逐渐复元的董贤,本已柔婉沉静的个性变得更沉默。面对入宫探望的亲人,有时竟也一天说不上三句话。不必陪伴皇上的时候,他就常坐在镜台前注视自己,或不停地梳发,或是细细赏看著自己玉雕般的双手。
当最後一抹豔红歇於唇上,董贤的妻子放下胭脂,轻道:「好了,夫君。」
董贤移过镜台,清雅的脸,竟由於化妆而出现某种邪气的美。绽放在月光下的白昙,化身为金泥扇面上,华贵的牡丹。也许豔得刺眼,却更绝对、更强烈地呈现著丽质。董贤看了好久,才微微一笑,左右都深深吸了一口气,几乎把持不定。
妻子把化妆的用品收进奁内,竟不敢看妆成的夫君,甚至觉得有点可怕。还是忍不住抬起头再看,毕竟,对於美丽的娃娃,谁都想多看一眼,尤其是女人。早已习惯众人注目的董贤,收回笑容,侧著脸有看了半天,才问:
「这样好吗?」
妻子拼命点头。
「可是……我的脸颊似乎瘦了一点……」
「夫君,您已经太美了。」妻子感叹似地,偏著头边看边道:「瘦一点更好看哪!俗话说『若要俏,常带三分孝』,这样楚楚动人的……」
「是吗?」习惯了自己的容貌,反而分辨不出美丑,董贤丧失了自信,怀疑地一再细察宝镜,寻觅著缺陷。
片片红枫使惨淡苍茫的天空呈现出某种阴森。傅迁打著呵欠,伸了伸懒腰,走出办公的宫殿。监督侍郎们办公的一下午,骂人也骂够了,只觉得委顿不堪。小径上铺满红黄枫叶,累积成一幅萧瑟深秋,傅迁暗想内侍竟偷懒不扫地,非好好训斥不可。
那倚树而立的人影,正伸手接住一片红枫,傅迁一怔,紧盯著不放。
董贤也呆了一下,和傅迁互望片刻,微微一笑揖礼。傅迁大喜,走上前去:「董侍中,近来可好?」
「该叫我高安侯吧?」董贤淡然道。
傅迁更加高兴:「是,是,高安侯大人。数月不见,你气色更好了哇!」
董贤笑而不答,傅迁大著胆子又上前两步,董贤瞄他一眼,径自玩著枫叶。傅迁才看清他化了妆,豔丽的朱唇比红枫还要耀眼,眼上模糊的淡紫,无言地溢颤著苍凉。傅迁呼吸急促,又顾忌皇上,结结巴巴地:
「您……您到这儿,也不……带个随从,这……」
董贤笑了:「您也没带随从呀!」
傅迁再也忍不住,慌乱地抓住董贤臂膀,道:「请你依了我,求你依了我吧!」
董贤甩了两下,笑道:「我告诉皇上去!」
「我不怕,太后会救我。」傅迁索性抱住他。
「只怕太后要杀我呢!」董贤叹道,「放开吧!不行的。」
「一次就好,一下子就好,为了你,死不足惜啊!」傅迁已按捺不住地凑近脸。
董贤一怔,任由他吻住自己,粗鲁地咂咂有声,被拉到树石掩蔽後,急促地按倒。抓紧假山石的手被割得好痛,在近乎动物的交合中,董贤小心地不弄乱妆,出了一点汗,也旋即被风吹乾。

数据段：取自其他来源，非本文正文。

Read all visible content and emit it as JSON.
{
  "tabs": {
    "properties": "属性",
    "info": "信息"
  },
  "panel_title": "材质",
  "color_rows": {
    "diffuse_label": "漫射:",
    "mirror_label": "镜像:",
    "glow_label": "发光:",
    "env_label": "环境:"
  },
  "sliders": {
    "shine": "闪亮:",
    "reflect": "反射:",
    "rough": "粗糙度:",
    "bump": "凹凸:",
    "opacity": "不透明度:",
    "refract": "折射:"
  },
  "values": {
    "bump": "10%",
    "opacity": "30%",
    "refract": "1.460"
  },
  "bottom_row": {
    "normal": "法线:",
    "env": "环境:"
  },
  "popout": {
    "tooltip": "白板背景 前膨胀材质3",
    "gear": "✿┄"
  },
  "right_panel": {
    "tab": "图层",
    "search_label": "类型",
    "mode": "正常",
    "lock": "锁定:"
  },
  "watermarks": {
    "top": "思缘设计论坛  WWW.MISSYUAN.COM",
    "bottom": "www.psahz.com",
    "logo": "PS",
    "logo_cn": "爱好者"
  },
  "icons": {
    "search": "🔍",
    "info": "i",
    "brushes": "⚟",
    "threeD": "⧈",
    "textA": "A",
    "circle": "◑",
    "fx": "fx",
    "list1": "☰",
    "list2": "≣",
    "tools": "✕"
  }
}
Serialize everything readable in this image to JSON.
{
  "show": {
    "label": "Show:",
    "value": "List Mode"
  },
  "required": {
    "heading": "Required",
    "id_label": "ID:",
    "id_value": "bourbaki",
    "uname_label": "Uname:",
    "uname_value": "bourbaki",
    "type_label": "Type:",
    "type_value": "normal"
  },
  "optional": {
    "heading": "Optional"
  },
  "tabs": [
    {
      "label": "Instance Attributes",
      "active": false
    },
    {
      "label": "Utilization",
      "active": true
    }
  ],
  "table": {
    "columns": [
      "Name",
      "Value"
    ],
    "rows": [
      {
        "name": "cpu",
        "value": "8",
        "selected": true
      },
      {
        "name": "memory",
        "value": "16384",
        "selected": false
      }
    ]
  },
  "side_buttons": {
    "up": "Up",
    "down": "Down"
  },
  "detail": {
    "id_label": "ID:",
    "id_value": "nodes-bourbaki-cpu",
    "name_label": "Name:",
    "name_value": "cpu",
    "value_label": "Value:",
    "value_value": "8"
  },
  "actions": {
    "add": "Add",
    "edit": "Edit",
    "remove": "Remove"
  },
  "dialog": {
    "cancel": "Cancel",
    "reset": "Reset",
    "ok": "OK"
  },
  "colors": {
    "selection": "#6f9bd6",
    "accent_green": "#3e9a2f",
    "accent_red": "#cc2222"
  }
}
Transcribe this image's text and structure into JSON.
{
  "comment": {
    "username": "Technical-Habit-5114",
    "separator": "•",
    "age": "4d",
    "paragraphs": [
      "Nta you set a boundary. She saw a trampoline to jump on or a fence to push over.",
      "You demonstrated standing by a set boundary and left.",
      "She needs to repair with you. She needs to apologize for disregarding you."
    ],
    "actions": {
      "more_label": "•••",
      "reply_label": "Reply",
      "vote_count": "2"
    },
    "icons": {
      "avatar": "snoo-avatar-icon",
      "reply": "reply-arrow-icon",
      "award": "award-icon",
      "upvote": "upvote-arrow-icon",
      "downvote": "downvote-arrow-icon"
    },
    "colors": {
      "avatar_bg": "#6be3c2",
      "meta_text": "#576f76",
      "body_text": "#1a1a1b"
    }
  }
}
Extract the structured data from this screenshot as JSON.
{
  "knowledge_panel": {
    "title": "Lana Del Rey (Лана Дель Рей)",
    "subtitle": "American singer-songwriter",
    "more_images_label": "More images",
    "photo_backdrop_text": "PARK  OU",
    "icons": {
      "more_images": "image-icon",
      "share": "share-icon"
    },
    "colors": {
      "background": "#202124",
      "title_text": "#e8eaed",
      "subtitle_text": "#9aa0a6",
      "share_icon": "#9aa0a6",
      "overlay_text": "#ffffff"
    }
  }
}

良久,两人从假山後牵著衣袖而出,傅迁为董贤取下发上的一片枯叶,董贤只低头不语。刚才,自己到底在做什麽?可是这个人毕竟是喜欢自己的。傅迁还痴痴地道:「明天,我们再相会好吗?有个好地方……」
董贤突然落下泪来,软跪在地,捂著脸激烈地抽泣。傅迁拼命安慰,说一些滥情的陈腔滥调。泪水洗乱了妆彩,稀薄的颜色滑下手肘、衣袖,自己到底想干什麽?美貌所培养出来的自傲及自怜,以及相对的残忍现实下,自己到底想要什麽?追求什麽?结果,只是一直失去而已。一度以为恩爱不疑的皇上,原来和傅迁一样,只是重视这短暂的美色而已!色衰则爱弛,有一天,温柔的皇上会把自己踢开,像踢开一双破旧的鞋子。诩哥哥呢?骗人的,你们都在骗我!为什麽……身为男子,是这麽痛苦?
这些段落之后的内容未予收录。